When using AWS mode, the application will use on-demand EC2 instances from the m5 series by default. However, it is also possible to use Spot instances, specify a max_hourly_price, or customize your experience when using this mode in general. All configuration points are grouped and documented under the aws yaml namespace in the main config file. When setting your own configuration, it is strongly recommended to first create your own config.yaml file as described in Custom configuration. Here is an example of a config file using Spot instances on a non-default region:

aws:
  region: 'us-east-1'
  resource_files:
    - '{user}/config.yaml'
    - '{user}/frameworks.yaml'

  ec2:
    subnet_id: subnet-123456789   # subnet for account on us-east-1 region
    spot:
      enabled: true
      max_hourly_price: 0.40  # comment out to use default

Reducing Costs

The most important thing you can do to reduce costs is to critically evaluate which experimental results can be re-used from previous publications. That said, when conducting new experiments on AWS we have the following recommendations to reduce costs:

Use spot instances with a fixed maximum price: set aws.ec2.spot.enabled: true and aws.ec2.spot.max_hourly_price.
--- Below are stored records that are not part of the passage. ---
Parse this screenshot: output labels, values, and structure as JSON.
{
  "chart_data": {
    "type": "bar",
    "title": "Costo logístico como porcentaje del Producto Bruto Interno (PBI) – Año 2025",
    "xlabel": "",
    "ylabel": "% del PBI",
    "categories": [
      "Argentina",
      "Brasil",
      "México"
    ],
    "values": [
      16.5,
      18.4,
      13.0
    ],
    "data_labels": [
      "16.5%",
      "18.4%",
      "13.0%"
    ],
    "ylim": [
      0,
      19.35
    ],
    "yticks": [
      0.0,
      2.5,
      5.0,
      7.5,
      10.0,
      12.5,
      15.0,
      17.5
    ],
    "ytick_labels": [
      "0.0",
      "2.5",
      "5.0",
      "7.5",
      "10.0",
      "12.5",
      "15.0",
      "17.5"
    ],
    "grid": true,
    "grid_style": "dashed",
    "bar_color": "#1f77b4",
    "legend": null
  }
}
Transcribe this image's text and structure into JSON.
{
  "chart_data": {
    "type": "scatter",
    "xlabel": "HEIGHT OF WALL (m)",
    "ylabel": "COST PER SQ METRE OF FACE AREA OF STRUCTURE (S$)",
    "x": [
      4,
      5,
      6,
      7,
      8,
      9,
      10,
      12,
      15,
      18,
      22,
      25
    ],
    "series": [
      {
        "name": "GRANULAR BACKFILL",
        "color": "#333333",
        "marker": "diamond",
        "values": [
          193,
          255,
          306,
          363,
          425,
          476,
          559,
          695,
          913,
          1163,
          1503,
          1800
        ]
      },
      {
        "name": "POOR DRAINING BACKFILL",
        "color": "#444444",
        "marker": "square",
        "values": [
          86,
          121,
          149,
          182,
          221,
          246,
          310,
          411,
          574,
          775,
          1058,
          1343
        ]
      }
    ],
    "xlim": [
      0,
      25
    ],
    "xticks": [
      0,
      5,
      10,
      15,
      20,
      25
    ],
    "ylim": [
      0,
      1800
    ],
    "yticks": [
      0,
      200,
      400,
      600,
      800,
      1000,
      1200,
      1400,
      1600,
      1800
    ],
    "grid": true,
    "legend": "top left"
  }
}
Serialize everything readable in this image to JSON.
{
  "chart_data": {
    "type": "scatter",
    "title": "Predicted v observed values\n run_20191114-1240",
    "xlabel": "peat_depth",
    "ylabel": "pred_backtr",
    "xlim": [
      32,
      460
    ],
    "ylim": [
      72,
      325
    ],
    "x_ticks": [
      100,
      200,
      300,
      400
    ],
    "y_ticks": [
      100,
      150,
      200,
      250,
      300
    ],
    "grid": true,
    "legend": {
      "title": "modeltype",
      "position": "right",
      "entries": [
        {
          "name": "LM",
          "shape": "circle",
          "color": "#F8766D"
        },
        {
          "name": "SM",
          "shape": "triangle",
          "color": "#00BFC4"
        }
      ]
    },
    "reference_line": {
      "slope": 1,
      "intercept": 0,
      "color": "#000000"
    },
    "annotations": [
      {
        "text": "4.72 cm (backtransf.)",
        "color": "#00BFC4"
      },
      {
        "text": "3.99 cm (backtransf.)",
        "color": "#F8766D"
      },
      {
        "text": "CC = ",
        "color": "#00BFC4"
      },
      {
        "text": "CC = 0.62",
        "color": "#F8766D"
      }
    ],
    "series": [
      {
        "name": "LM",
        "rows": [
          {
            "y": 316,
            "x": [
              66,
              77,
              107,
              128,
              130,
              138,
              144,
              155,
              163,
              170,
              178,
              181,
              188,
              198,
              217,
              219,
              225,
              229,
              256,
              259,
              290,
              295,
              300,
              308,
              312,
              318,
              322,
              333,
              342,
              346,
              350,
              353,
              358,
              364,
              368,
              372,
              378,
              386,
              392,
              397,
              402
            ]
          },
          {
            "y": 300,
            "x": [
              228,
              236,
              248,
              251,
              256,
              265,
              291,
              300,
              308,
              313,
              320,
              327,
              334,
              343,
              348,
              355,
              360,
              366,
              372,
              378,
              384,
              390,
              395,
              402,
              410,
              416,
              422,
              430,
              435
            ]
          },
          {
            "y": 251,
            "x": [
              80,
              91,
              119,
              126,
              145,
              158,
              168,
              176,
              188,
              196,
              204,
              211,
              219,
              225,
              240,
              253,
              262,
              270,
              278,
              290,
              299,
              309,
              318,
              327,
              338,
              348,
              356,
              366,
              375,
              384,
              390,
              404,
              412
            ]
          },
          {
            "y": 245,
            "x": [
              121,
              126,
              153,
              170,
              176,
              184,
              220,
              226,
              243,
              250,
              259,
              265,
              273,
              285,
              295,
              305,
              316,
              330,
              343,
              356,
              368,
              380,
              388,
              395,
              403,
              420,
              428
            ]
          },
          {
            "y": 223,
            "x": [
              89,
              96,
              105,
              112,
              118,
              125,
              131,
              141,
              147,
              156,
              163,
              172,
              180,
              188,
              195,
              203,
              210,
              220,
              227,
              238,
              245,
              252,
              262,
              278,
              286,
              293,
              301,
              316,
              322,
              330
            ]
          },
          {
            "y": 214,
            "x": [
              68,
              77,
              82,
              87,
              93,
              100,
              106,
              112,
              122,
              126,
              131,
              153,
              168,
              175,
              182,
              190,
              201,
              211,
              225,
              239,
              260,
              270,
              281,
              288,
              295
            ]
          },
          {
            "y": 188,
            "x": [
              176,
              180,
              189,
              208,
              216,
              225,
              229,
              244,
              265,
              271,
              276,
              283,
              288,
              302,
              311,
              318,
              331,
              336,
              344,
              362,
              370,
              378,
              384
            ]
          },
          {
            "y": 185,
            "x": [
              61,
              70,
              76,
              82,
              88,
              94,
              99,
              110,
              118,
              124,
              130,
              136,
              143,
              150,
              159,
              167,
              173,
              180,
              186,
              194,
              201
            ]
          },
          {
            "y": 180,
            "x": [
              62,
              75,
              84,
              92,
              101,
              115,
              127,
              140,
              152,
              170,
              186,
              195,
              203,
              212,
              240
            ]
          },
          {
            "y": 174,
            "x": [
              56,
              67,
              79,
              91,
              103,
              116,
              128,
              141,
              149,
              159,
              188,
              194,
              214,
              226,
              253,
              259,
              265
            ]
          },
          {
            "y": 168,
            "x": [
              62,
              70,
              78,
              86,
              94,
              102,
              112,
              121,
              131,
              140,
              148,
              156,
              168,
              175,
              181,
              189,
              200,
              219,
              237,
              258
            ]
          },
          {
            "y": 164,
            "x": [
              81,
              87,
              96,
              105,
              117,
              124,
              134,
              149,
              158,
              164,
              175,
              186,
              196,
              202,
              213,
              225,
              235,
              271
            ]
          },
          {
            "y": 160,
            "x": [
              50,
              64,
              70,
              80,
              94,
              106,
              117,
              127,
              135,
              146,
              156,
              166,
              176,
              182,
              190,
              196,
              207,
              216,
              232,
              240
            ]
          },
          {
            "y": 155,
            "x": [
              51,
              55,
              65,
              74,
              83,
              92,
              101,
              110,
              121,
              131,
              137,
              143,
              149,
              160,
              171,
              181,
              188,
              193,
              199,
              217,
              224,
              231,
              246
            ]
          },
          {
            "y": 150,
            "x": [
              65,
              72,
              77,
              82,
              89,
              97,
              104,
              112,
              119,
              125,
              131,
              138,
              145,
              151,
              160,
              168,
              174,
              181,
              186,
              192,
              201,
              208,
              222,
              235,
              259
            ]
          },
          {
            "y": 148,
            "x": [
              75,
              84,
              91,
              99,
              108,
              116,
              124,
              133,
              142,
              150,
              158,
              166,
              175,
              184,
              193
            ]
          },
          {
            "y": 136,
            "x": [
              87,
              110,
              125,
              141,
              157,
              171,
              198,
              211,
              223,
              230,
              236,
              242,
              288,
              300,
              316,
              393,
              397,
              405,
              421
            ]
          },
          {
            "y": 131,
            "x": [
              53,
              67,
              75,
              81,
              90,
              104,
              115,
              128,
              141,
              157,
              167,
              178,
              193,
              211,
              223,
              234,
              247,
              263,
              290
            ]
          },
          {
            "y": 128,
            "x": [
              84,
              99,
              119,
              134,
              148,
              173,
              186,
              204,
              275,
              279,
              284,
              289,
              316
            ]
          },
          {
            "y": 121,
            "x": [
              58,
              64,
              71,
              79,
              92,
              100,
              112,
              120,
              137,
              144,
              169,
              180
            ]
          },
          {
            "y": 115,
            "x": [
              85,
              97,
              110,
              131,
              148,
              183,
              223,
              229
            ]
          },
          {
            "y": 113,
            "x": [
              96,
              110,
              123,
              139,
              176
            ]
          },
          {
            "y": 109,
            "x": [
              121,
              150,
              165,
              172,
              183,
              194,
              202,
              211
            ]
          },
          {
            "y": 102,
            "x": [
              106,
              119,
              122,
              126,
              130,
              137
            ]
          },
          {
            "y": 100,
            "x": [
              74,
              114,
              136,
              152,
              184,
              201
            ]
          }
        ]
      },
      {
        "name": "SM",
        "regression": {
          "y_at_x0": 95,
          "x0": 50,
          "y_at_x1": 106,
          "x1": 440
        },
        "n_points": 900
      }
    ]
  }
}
Check which region has the lowest spot instance prices and configure aws.region accordingly.
Skip the framework installation process by providing a docker image and setting aws.docker_enabled: true.
Set up AWS Budgets to get alerts early if forecasted usage exceeds the budget. It should also be technically possibly to automatically shut down all running instances in a region if a budget is exceeded, but this naturally leads to a loss of experimental results, so it is best avoided.